Ball crudely stocks his narrative with red herrings that are better left unelaborated for those who haven’t seen the movie. His cheesy manipulations needlessly insult the intelligence of the selective audience to whom he aims American Beauty—the consequence, I suspect, of the screenwriter’s experience coming up with gimmicks to sustain a long-running sitcom.

Despite its energy and resourcefulness, American Beauty ultimately disappoints because Ball’s ideas are so trite and his presentation of them so cheaply manipulative. Suburban anomie has been an American fiction and film staple since the postwar exodus from cities. Decades ago, Johns Cheever and Updike built their reputations by exploring this theme. (In fact, Cheever’s “The Country Husband” appears to be the template for Ball’s plot. In that masterful story, a suburbanite, revivified by surviving a plane crash, suddenly perceives the emptiness of his existence and develops an all-consuming crush on the family’s teenage baby sitter.) By the late ’50s, Hollywood was cranking out movies about suburban malaise, among them No Down Payment, The Man in the Gray Flannel Suit, and Strangers When We Meet, and it continues to address the subject in recent productions such as The Ice Storm and Happiness. Mendes and Ball deserve credit for finding a fresh way to depict this topic, but they fail to come up with anything new to say about it.

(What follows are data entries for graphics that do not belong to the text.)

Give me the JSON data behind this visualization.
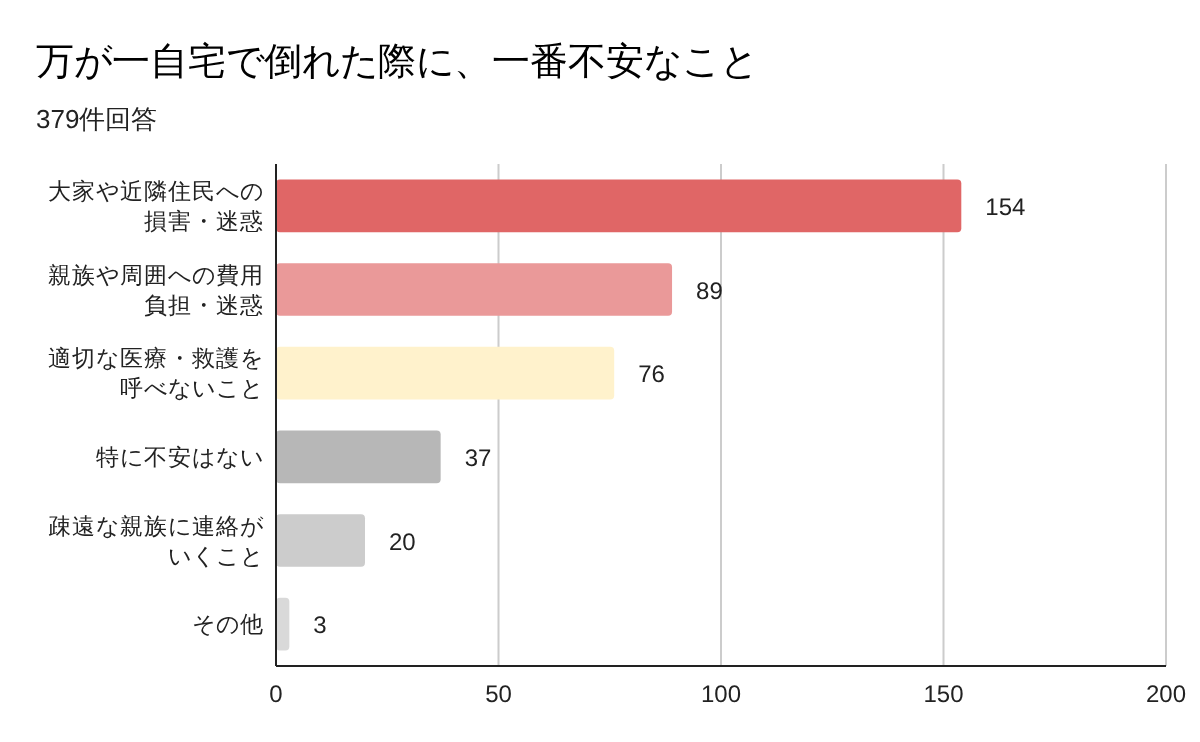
{
  "chart_data": {
    "type": "bar",
    "orientation": "horizontal",
    "title": "万が一自宅で倒れた際に、一番不安なこと",
    "subtitle": "379件回答",
    "categories": [
      "大家や近隣住民への損害・迷惑",
      "親族や周囲への費用負担・迷惑",
      "適切な医療・救護を呼べないこと",
      "特に不安はない",
      "疎遠な親族に連絡がいくこと",
      "その他"
    ],
    "values": [
      154,
      89,
      76,
      37,
      20,
      3
    ],
    "colors": [
      "#e06666",
      "#ea9999",
      "#fff2cc",
      "#b7b7b7",
      "#cccccc",
      "#d9d9d9"
    ],
    "xlim": [
      0,
      200
    ],
    "xticks": [
      0,
      50,
      100,
      150,
      200
    ],
    "grid": "x",
    "data_labels": true
  }
}
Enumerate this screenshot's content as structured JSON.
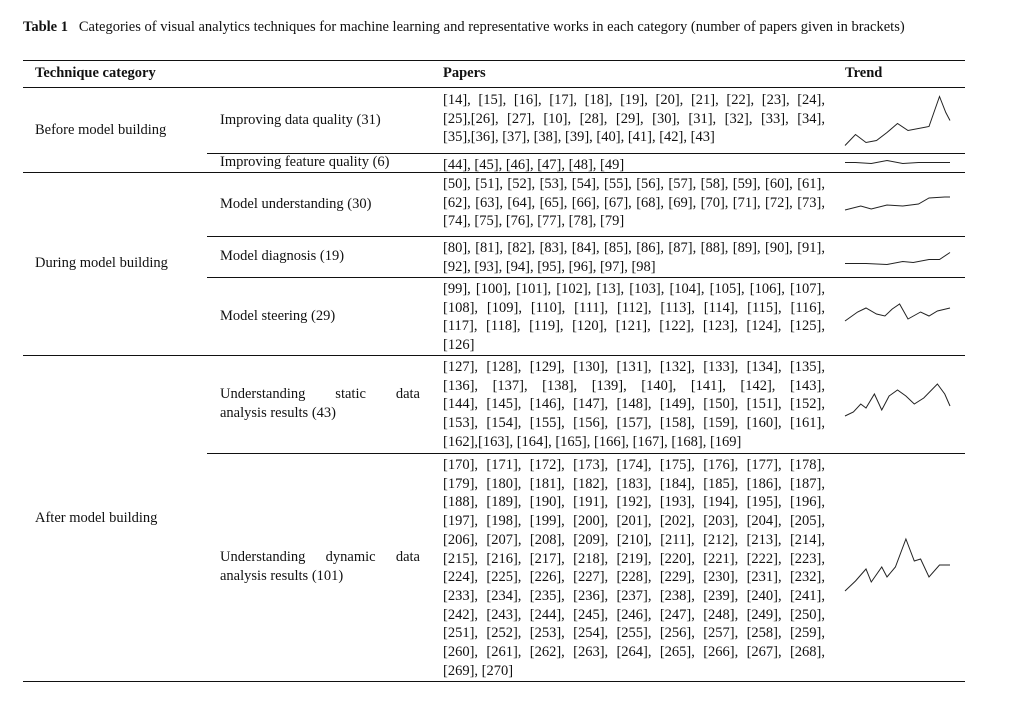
{
  "caption": {
    "label": "Table 1",
    "text": "Categories of visual analytics techniques for machine learning and representative works in each category (number of papers given in brackets)"
  },
  "table": {
    "headers": [
      "Technique category",
      "Papers",
      "Trend"
    ],
    "groups": [
      {
        "category": "Before model building",
        "rows": [
          {
            "subcategory": [
              "Improving data quality (31)"
            ],
            "papers": [
              "[14], [15], [16], [17], [18], [19], [20], [21], [22], [23], [24],",
              "[25],[26], [27], [10], [28], [29], [30], [31], [32], [33], [34],",
              "[35],[36], [37], [38], [39], [40], [41], [42], [43]"
            ]
          },
          {
            "subcategory": [
              "Improving feature quality (6)"
            ],
            "papers": [
              "[44], [45], [46], [47], [48], [49]"
            ]
          }
        ]
      },
      {
        "category": "During model building",
        "rows": [
          {
            "subcategory": [
              "Model understanding (30)"
            ],
            "papers": [
              "[50], [51], [52], [53], [54], [55], [56], [57], [58], [59], [60], [61],",
              "[62], [63], [64], [65], [66], [67], [68], [69], [70], [71], [72], [73],",
              "[74], [75], [76], [77], [78], [79]"
            ]
          },
          {
            "subcategory": [
              "Model diagnosis (19)"
            ],
            "papers": [
              "[80], [81], [82], [83], [84], [85], [86], [87], [88], [89], [90], [91],",
              "[92], [93], [94], [95], [96], [97], [98]"
            ]
          },
          {
            "subcategory": [
              "Model steering (29)"
            ],
            "papers": [
              "[99], [100], [101], [102], [13], [103], [104], [105], [106], [107],",
              "[108], [109], [110], [111], [112], [113], [114], [115], [116],",
              "[117], [118], [119], [120], [121], [122], [123], [124], [125],",
              "[126]"
            ]
          }
        ]
      },
      {
        "category": "After model building",
        "rows": [
          {
            "subcategory": [
              "Understanding static data",
              "analysis results (43)"
            ],
            "papers": [
              "[127], [128], [129], [130], [131], [132], [133], [134], [135],",
              "[136], [137], [138], [139], [140], [141], [142], [143],",
              "[144], [145], [146], [147], [148], [149], [150], [151], [152],",
              "[153], [154], [155], [156], [157], [158], [159], [160], [161],",
              "[162],[163], [164], [165], [166], [167], [168], [169]"
            ]
          },
          {
            "subcategory": [
              "Understanding dynamic data",
              "analysis results (101)"
            ],
            "papers": [
              "[170], [171], [172], [173], [174], [175], [176], [177], [178],",
              "[179], [180], [181], [182], [183], [184], [185], [186], [187],",
              "[188], [189], [190], [191], [192], [193], [194], [195], [196],",
              "[197], [198], [199], [200], [201], [202], [203], [204], [205],",
              "[206], [207], [208], [209], [210], [211], [212], [213], [214],",
              "[215], [216], [217], [218], [219], [220], [221], [222], [223],",
              "[224], [225], [226], [227], [228], [229], [230], [231], [232],",
              "[233], [234], [235], [236], [237], [238], [239], [240], [241],",
              "[242], [243], [244], [245], [246], [247], [248], [249], [250],",
              "[251], [252], [253], [254], [255], [256], [257], [258], [259],",
              "[260], [261], [262], [263], [264], [265], [266], [267], [268],",
              "[269], [270]"
            ]
          }
        ]
      }
    ]
  }
}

American Beauty’s most surprising thematic element is its underlying metaphysical concerns, which become manifest in the closing scenes. Earlier, Ricky shows Jane “the most beautiful thing” he’s ever videotaped, a shot of a white plastic bag blown about by the wind. To him, the image confirms the existence of a benevolent presence behind the physical world. Mendes repeats this footage at the fadeout to symbolize Lester’s acceptance of, and liberation from, the stifling materialism of the American dream turned nightmare. No doubt viewers drawn to the transcendental teachings of Eastern religions will buy this redemptive affirmation, but more skeptical moviegoers may feel that, once again, Lester and his creators have opted for the easy way out of a big mess.